Ask The Big Questions! Take an Active Role in Your Learning

Welcome to the information age.  In today’s world you can virtually find any type of information you looking for, right on the web.  Want to become really good at something but can’t afford a teacher, coach or mentor?  Don’t worry you can still pursue your dreams without money and with very limited resources.  What if I told you that teachers, mentors and coaches are now free to everyone and they will even travel to your home! Sound too good to be true? Well, the great news is, it is true.  The only thing you need to do is ask the right questions and search for the best answers.  What am I talking about?  My Cognitive Soccer Instructors Diploma Course goes into detail about how to ask the “Big Questions” and why continually pursuing these questions is so important in the pursuit of learning and acquiring new skills.  Have you ever heard of the Kenyan Javelin Thrower Julius Yego?  He is a very special athlete that became a World Champion by asking the “Big Questions” while seeking out the very best answers by himself.  Below are few sentences describing Yego’s incredible accomplishments.

“I do not have a coach, my motivation comes from within. Training without a coach is not an easy thing… I watched YouTube and it really paid off for me, to see the training techniques and skills they are using.”

Yego studied an expert javelin thrower named Andreas Thorkildsen who threw in the 2004 and 2008 Olympics. Yego watched videos of Thorkildsen throwing, jotting down notes on his technique and training.

“There were no coaches to guide me. I was just alone in the field, training. My father wanted me to give up javelin. Everybody here in Kenya is a runner. I took that as a challenge to find another way to succeed. I started watching videos… I could see that training like these people could improve me.”

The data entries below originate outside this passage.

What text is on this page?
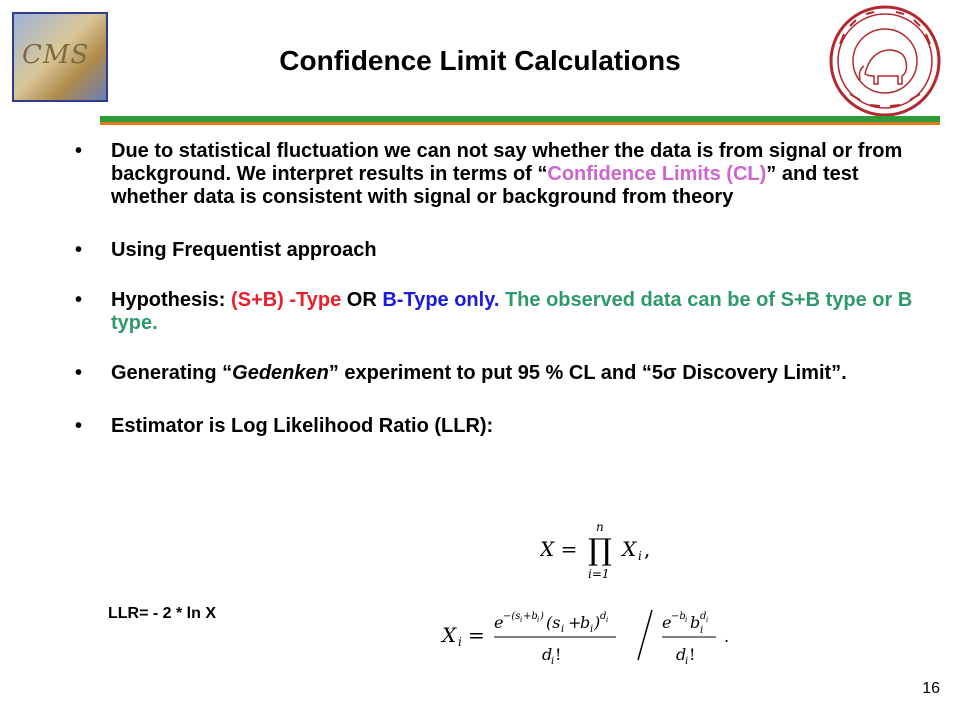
CMS	Confidence Limit Calculations
• Due to statistical fluctuation we can not say whether the data is from signal or from background. We interpret results in terms of “Confidence Limits (CL)” and test whether data is consistent with signal or background from theory
• Using Frequentist approach
• Hypothesis: (S+B) -Type OR B-Type only. The observed data can be of S+B type or B type.
• Generating “Gedenken” experiment to put 95 % CL and “5σ Discovery Limit”.
• Estimator is Log Likelihood Ratio (LLR):
X = ∏
n
i=1
X i ,
X i =
e −(s i +b i ) (s i +
b i ) d i
d
i !
e −b i b d i
i
d
i !
.
LLR= - 2 * ln X
16
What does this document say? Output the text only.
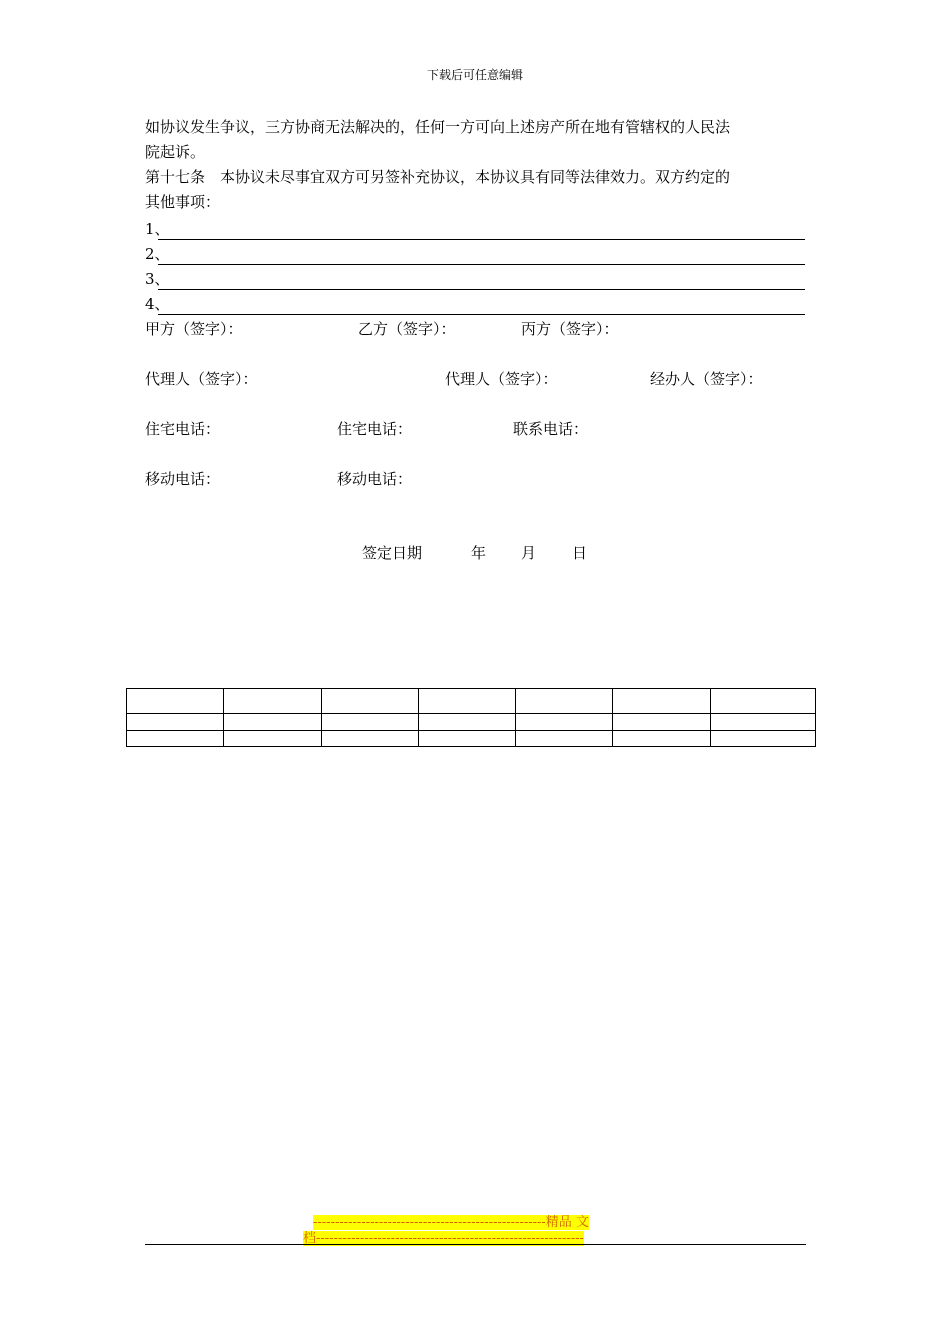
下载后可任意编辑
如协议发生争议，三方协商无法解决的，任何一方可向上述房产所在地有管辖权的人民法
院起诉。
第十七条　本协议未尽事宜双方可另签补充协议，本协议具有同等法律效力。双方约定的
其他事项：
1、
2、
3、
4、
甲方（签字）：	乙方（签字）：	丙方（签字）：
代理人（签字）：	代理人（签字）：	经办人（签字）：
住宅电话：	住宅电话：	联系电话：
移动电话：	移动电话：
签定日期	年 月 日

-----------------------------------------------------精品 文
档-------------------------------------------------------------
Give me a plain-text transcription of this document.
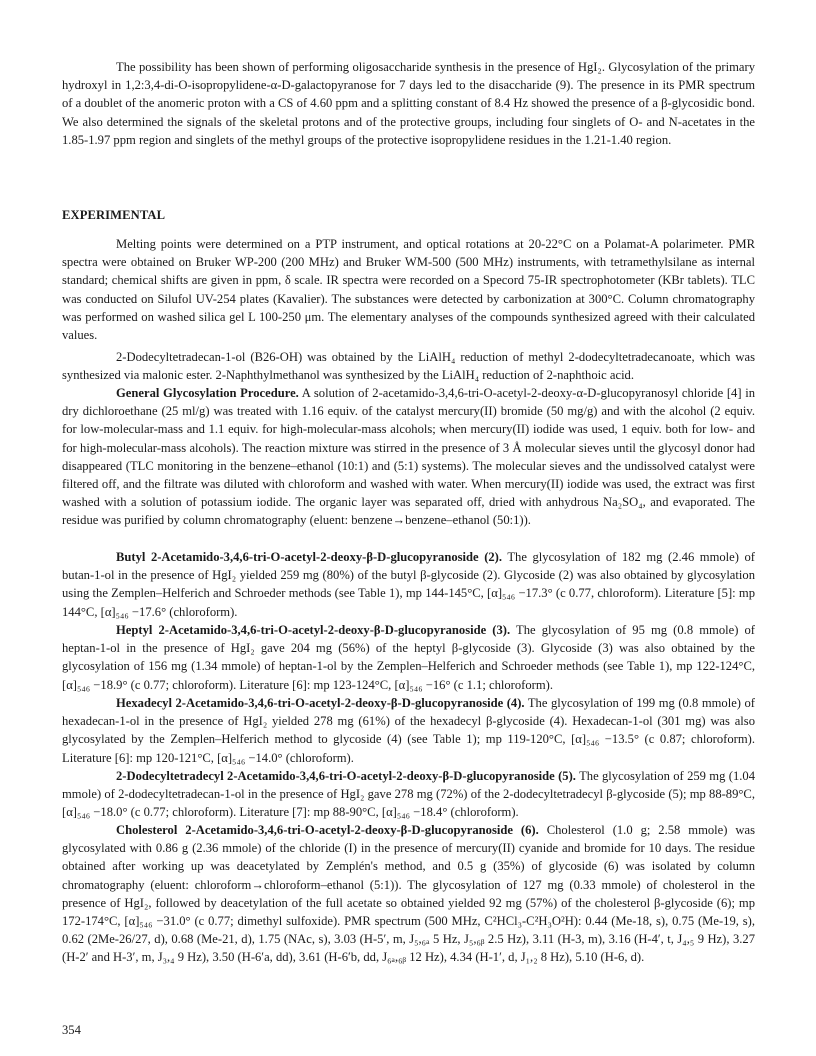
The possibility has been shown of performing oligosaccharide synthesis in the presence of HgI₂. Glycosylation of the primary hydroxyl in 1,2:3,4-di-O-isopropylidene-α-D-galactopyranose for 7 days led to the disaccharide (9). The presence in its PMR spectrum of a doublet of the anomeric proton with a CS of 4.60 ppm and a splitting constant of 8.4 Hz showed the presence of a β-glycosidic bond. We also determined the signals of the skeletal protons and of the protective groups, including four singlets of O- and N-acetates in the 1.85-1.97 ppm region and singlets of the methyl groups of the protective isopropylidene residues in the 1.21-1.40 region.

EXPERIMENTAL

Melting points were determined on a PTP instrument, and optical rotations at 20-22°C on a Polamat-A polarimeter. PMR spectra were obtained on Bruker WP-200 (200 MHz) and Bruker WM-500 (500 MHz) instruments, with tetramethylsilane as internal standard; chemical shifts are given in ppm, δ scale. IR spectra were recorded on a Specord 75-IR spectrophotometer (KBr tablets). TLC was conducted on Silufol UV-254 plates (Kavalier). The substances were detected by carbonization at 300°C. Column chromatography was performed on washed silica gel L 100-250 μm. The elementary analyses of the compounds synthesized agreed with their calculated values.

2-Dodecyltetradecan-1-ol (B26-OH) was obtained by the LiAlH₄ reduction of methyl 2-dodecyltetradecanoate, which was synthesized via malonic ester. 2-Naphthylmethanol was synthesized by the LiAlH₄ reduction of 2-naphthoic acid.

General Glycosylation Procedure. A solution of 2-acetamido-3,4,6-tri-O-acetyl-2-deoxy-α-D-glucopyranosyl chloride [4] in dry dichloroethane (25 ml/g) was treated with 1.16 equiv. of the catalyst mercury(II) bromide (50 mg/g) and with the alcohol (2 equiv. for low-molecular-mass and 1.1 equiv. for high-molecular-mass alcohols; when mercury(II) iodide was used, 1 equiv. both for low- and for high-molecular-mass alcohols). The reaction mixture was stirred in the presence of 3 Å molecular sieves until the glycosyl donor had disappeared (TLC monitoring in the benzene–ethanol (10:1) and (5:1) systems). The molecular sieves and the undissolved catalyst were filtered off, and the filtrate was diluted with chloroform and washed with water. When mercury(II) iodide was used, the extract was first washed with a solution of potassium iodide. The organic layer was separated off, dried with anhydrous Na₂SO₄, and evaporated. The residue was purified by column chromatography (eluent: benzene→benzene–ethanol (50:1)).

Butyl 2-Acetamido-3,4,6-tri-O-acetyl-2-deoxy-β-D-glucopyranoside (2). The glycosylation of 182 mg (2.46 mmole) of butan-1-ol in the presence of HgI₂ yielded 259 mg (80%) of the butyl β-glycoside (2). Glycoside (2) was also obtained by glycosylation using the Zemplen–Helferich and Schroeder methods (see Table 1), mp 144-145°C, [α]₅₄₆ −17.3° (c 0.77, chloroform). Literature [5]: mp 144°C, [α]₅₄₆ −17.6° (chloroform).

Heptyl 2-Acetamido-3,4,6-tri-O-acetyl-2-deoxy-β-D-glucopyranoside (3). The glycosylation of 95 mg (0.8 mmole) of heptan-1-ol in the presence of HgI₂ gave 204 mg (56%) of the heptyl β-glycoside (3). Glycoside (3) was also obtained by the glycosylation of 156 mg (1.34 mmole) of heptan-1-ol by the Zemplen–Helferich and Schroeder methods (see Table 1), mp 122-124°C, [α]₅₄₆ −18.9° (c 0.77; chloroform). Literature [6]: mp 123-124°C, [α]₅₄₆ −16° (c 1.1; chloroform).

Hexadecyl 2-Acetamido-3,4,6-tri-O-acetyl-2-deoxy-β-D-glucopyranoside (4). The glycosylation of 199 mg (0.8 mmole) of hexadecan-1-ol in the presence of HgI₂ yielded 278 mg (61%) of the hexadecyl β-glycoside (4). Hexadecan-1-ol (301 mg) was also glycosylated by the Zemplen–Helferich method to glycoside (4) (see Table 1); mp 119-120°C, [α]₅₄₆ −13.5° (c 0.87; chloroform). Literature [6]: mp 120-121°C, [α]₅₄₆ −14.0° (chloroform).

2-Dodecyltetradecyl 2-Acetamido-3,4,6-tri-O-acetyl-2-deoxy-β-D-glucopyranoside (5). The glycosylation of 259 mg (1.04 mmole) of 2-dodecyltetradecan-1-ol in the presence of HgI₂ gave 278 mg (72%) of the 2-dodecyltetradecyl β-glycoside (5); mp 88-89°C, [α]₅₄₆ −18.0° (c 0.77; chloroform). Literature [7]: mp 88-90°C, [α]₅₄₆ −18.4° (chloroform).

Cholesterol 2-Acetamido-3,4,6-tri-O-acetyl-2-deoxy-β-D-glucopyranoside (6). Cholesterol (1.0 g; 2.58 mmole) was glycosylated with 0.86 g (2.36 mmole) of the chloride (I) in the presence of mercury(II) cyanide and bromide for 10 days. The residue obtained after working up was deacetylated by Zemplén's method, and 0.5 g (35%) of glycoside (6) was isolated by column chromatography (eluent: chloroform→chloroform–ethanol (5:1)). The glycosylation of 127 mg (0.33 mmole) of cholesterol in the presence of HgI₂, followed by deacetylation of the full acetate so obtained yielded 92 mg (57%) of the cholesterol β-glycoside (6); mp 172-174°C, [α]₅₄₆ −31.0° (c 0.77; dimethyl sulfoxide). PMR spectrum (500 MHz, C²HCl₃-C²H₃O²H): 0.44 (Me-18, s), 0.75 (Me-19, s), 0.62 (2Me-26/27, d), 0.68 (Me-21, d), 1.75 (NAc, s), 3.03 (H-5′, m, J₅,₆ₐ 5 Hz, J₅,₆ᵦ 2.5 Hz), 3.11 (H-3, m), 3.16 (H-4′, t, J₄,₅ 9 Hz), 3.27 (H-2′ and H-3′, m, J₃,₄ 9 Hz), 3.50 (H-6′a, dd), 3.61 (H-6′b, dd, J₆ₐ,₆ᵦ 12 Hz), 4.34 (H-1′, d, J₁,₂ 8 Hz), 5.10 (H-6, d).

354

Yego’s example is with the Javelin but this can easily be a soccer example.  Young soccer player’s today are just a few clicks away from an incredible amount of content that they can actively learn from.  I wish I had the opportunity when I was growing up to click on youtube and watch the best soccer players in the world.  I would have to wait for Sunday to come around to watch “Soccer Made in Germany” on PBS, and that’s only if I was allowed to skip church that Sunday!  However, today is a different time, this is the “information age” and the people that excel will be the people who work hard, ask the “Big Questions” and find the answers!  Take charge of your learning, progress and development, today more than any other period in time the information is out there now it is up to you to learn and grow!